Il libro sembra talvolta un insieme di frammenti, un poliedrico insieme di ricordi e osservazioni riportate sulla pagina così come salgono alla coscienza e alla mente. Viaggia nella vita di Angela passando agilmente da un episodio all’altro senza apparente collegamento, saltando anni interi, seguendo più il flusso dei suoi pensieri che l’ordine cronologico. Anche i pensieri dell’autore scorrono e si accavallano nella pagina perché in realtà questo è anche un libro su di sé, su come ha vissuto, su quali sono state le sue reazioni emotive e le sue conseguenti riflessioni. Nella seconda parte specialmente incontriamo un incredibile mix di stili o meglio tecniche narrative: ripetizioni, elenchi, gustose scenette quasi teatrali nelle quali trasforma i dialoghi con la madre, o meglio i monologhi della madre che ripete le cose di sempre mentre lui, Antonio, risponde a monosillabi con un divertente squilibrio interazionale e un efficace risultato comico.

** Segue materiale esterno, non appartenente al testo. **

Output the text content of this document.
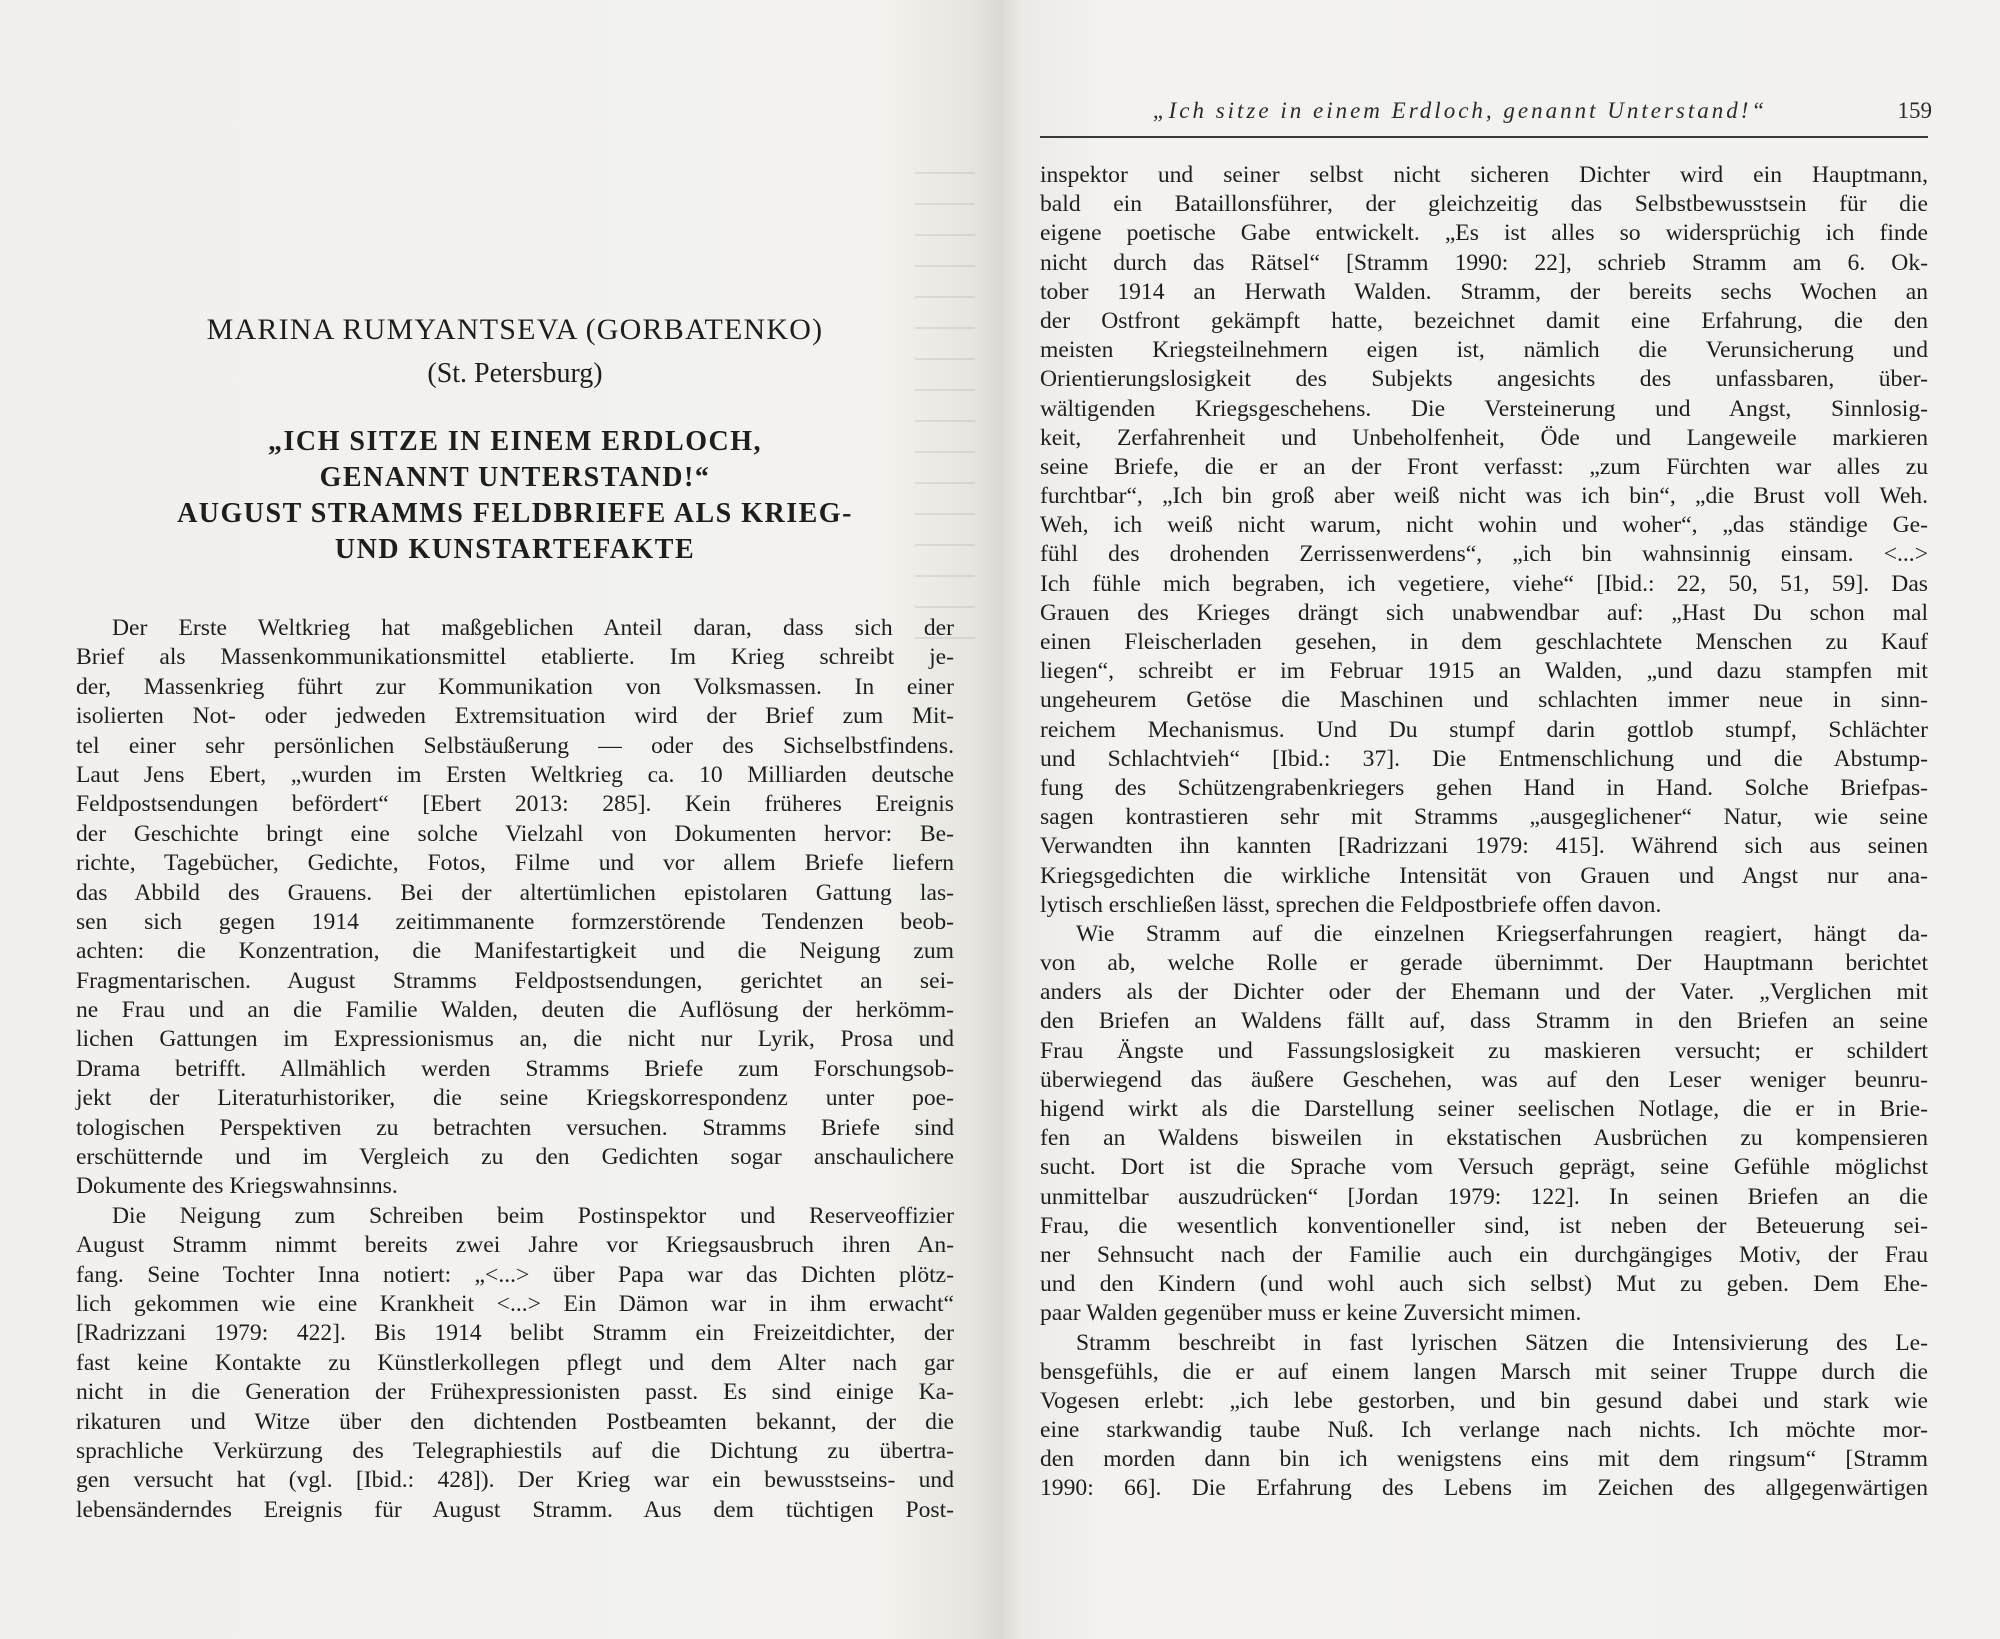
MARINA RUMYANTSEVA (GORBATENKO)
(St. Petersburg)
„ICH SITZE IN EINEM ERDLOCH,
GENANNT UNTERSTAND!“
AUGUST STRAMMS FELDBRIEFE ALS KRIEG-
UND KUNSTARTEFAKTE
Der Erste Weltkrieg hat maßgeblichen Anteil daran, dass sich der
Brief als Massenkommunikationsmittel etablierte. Im Krieg schreibt je-
der, Massenkrieg führt zur Kommunikation von Volksmassen. In einer
isolierten Not- oder jedweden Extremsituation wird der Brief zum Mit-
tel einer sehr persönlichen Selbstäußerung — oder des Sichselbstfindens.
Laut Jens Ebert, „wurden im Ersten Weltkrieg ca. 10 Milliarden deutsche
Feldpostsendungen befördert“ [Ebert 2013: 285]. Kein früheres Ereignis
der Geschichte bringt eine solche Vielzahl von Dokumenten hervor: Be-
richte, Tagebücher, Gedichte, Fotos, Filme und vor allem Briefe liefern
das Abbild des Grauens. Bei der altertümlichen epistolaren Gattung las-
sen sich gegen 1914 zeitimmanente formzerstörende Tendenzen beob-
achten: die Konzentration, die Manifestartigkeit und die Neigung zum
Fragmentarischen. August Stramms Feldpostsendungen, gerichtet an sei-
ne Frau und an die Familie Walden, deuten die Auflösung der herkömm-
lichen Gattungen im Expressionismus an, die nicht nur Lyrik, Prosa und
Drama betrifft. Allmählich werden Stramms Briefe zum Forschungsob-
jekt der Literaturhistoriker, die seine Kriegskorrespondenz unter poe-
tologischen Perspektiven zu betrachten versuchen. Stramms Briefe sind
erschütternde und im Vergleich zu den Gedichten sogar anschaulichere
Dokumente des Kriegswahnsinns.
Die Neigung zum Schreiben beim Postinspektor und Reserveoffizier
August Stramm nimmt bereits zwei Jahre vor Kriegsausbruch ihren An-
fang. Seine Tochter Inna notiert: „<...> über Papa war das Dichten plötz-
lich gekommen wie eine Krankheit <...> Ein Dämon war in ihm erwacht“
[Radrizzani 1979: 422]. Bis 1914 belibt Stramm ein Freizeitdichter, der
fast keine Kontakte zu Künstlerkollegen pflegt und dem Alter nach gar
nicht in die Generation der Frühexpressionisten passt. Es sind einige Ka-
rikaturen und Witze über den dichtenden Postbeamten bekannt, der die
sprachliche Verkürzung des Telegraphiestils auf die Dichtung zu übertra-
gen versucht hat (vgl. [Ibid.: 428]). Der Krieg war ein bewusstseins- und
lebensänderndes Ereignis für August Stramm. Aus dem tüchtigen Post-
„Ich sitze in einem Erdloch, genannt Unterstand!“	159
inspektor und seiner selbst nicht sicheren Dichter wird ein Hauptmann,
bald ein Bataillonsführer, der gleichzeitig das Selbstbewusstsein für die
eigene poetische Gabe entwickelt. „Es ist alles so widersprüchig ich finde
nicht durch das Rätsel“ [Stramm 1990: 22], schrieb Stramm am 6. Ok-
tober 1914 an Herwath Walden. Stramm, der bereits sechs Wochen an
der Ostfront gekämpft hatte, bezeichnet damit eine Erfahrung, die den
meisten Kriegsteilnehmern eigen ist, nämlich die Verunsicherung und
Orientierungslosigkeit des Subjekts angesichts des unfassbaren, über-
wältigenden Kriegsgeschehens. Die Versteinerung und Angst, Sinnlosig-
keit, Zerfahrenheit und Unbeholfenheit, Öde und Langeweile markieren
seine Briefe, die er an der Front verfasst: „zum Fürchten war alles zu
furchtbar“, „Ich bin groß aber weiß nicht was ich bin“, „die Brust voll Weh.
Weh, ich weiß nicht warum, nicht wohin und woher“, „das ständige Ge-
fühl des drohenden Zerrissenwerdens“, „ich bin wahnsinnig einsam. <...>
Ich fühle mich begraben, ich vegetiere, viehe“ [Ibid.: 22, 50, 51, 59]. Das
Grauen des Krieges drängt sich unabwendbar auf: „Hast Du schon mal
einen Fleischerladen gesehen, in dem geschlachtete Menschen zu Kauf
liegen“, schreibt er im Februar 1915 an Walden, „und dazu stampfen mit
ungeheurem Getöse die Maschinen und schlachten immer neue in sinn-
reichem Mechanismus. Und Du stumpf darin gottlob stumpf, Schlächter
und Schlachtvieh“ [Ibid.: 37]. Die Entmenschlichung und die Abstump-
fung des Schützengrabenkriegers gehen Hand in Hand. Solche Briefpas-
sagen kontrastieren sehr mit Stramms „ausgeglichener“ Natur, wie seine
Verwandten ihn kannten [Radrizzani 1979: 415]. Während sich aus seinen
Kriegsgedichten die wirkliche Intensität von Grauen und Angst nur ana-
lytisch erschließen lässt, sprechen die Feldpostbriefe offen davon.
Wie Stramm auf die einzelnen Kriegserfahrungen reagiert, hängt da-
von ab, welche Rolle er gerade übernimmt. Der Hauptmann berichtet
anders als der Dichter oder der Ehemann und der Vater. „Verglichen mit
den Briefen an Waldens fällt auf, dass Stramm in den Briefen an seine
Frau Ängste und Fassungslosigkeit zu maskieren versucht; er schildert
überwiegend das äußere Geschehen, was auf den Leser weniger beunru-
higend wirkt als die Darstellung seiner seelischen Notlage, die er in Brie-
fen an Waldens bisweilen in ekstatischen Ausbrüchen zu kompensieren
sucht. Dort ist die Sprache vom Versuch geprägt, seine Gefühle möglichst
unmittelbar auszudrücken“ [Jordan 1979: 122]. In seinen Briefen an die
Frau, die wesentlich konventioneller sind, ist neben der Beteuerung sei-
ner Sehnsucht nach der Familie auch ein durchgängiges Motiv, der Frau
und den Kindern (und wohl auch sich selbst) Mut zu geben. Dem Ehe-
paar Walden gegenüber muss er keine Zuversicht mimen.
Stramm beschreibt in fast lyrischen Sätzen die Intensivierung des Le-
bensgefühls, die er auf einem langen Marsch mit seiner Truppe durch die
Vogesen erlebt: „ich lebe gestorben, und bin gesund dabei und stark wie
eine starkwandig taube Nuß. Ich verlange nach nichts. Ich möchte mor-
den morden dann bin ich wenigstens eins mit dem ringsum“ [Stramm
1990: 66]. Die Erfahrung des Lebens im Zeichen des allgegenwärtigen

Così come nella conclusione quando immagina la madre al cospetto del divino, che si presenterà e comincerà come sempre con la sua litania e recita, a parlare ininterrottamente, così che la commissione sacra la lascerà passare in mezzo ai beati, per disperazione.

Nota Biografica

Antonio Franchini è nato a Napoli, ha seguito studi classici e conseguito una laurea in lettere che l’ha portato a insegnare in un liceo e assai presto a lavorare nell’editoria come curatore per la Mondadori, che lascia nel 2015 per occuparsi del settore non illustrato della casa editrice Giunti. È considerato un talento rilevante come scopritore di talenti letterari con le qualità di profondità e autenticità che lui ritiene il requisito fondamentale per promuovere un autore nascente. Come scrittore ha pubblicato racconti di varia natura, saggi, romanzi e conseguito diversi premi. È anche traduttore di Chandler, il creatore di Philip Marlow.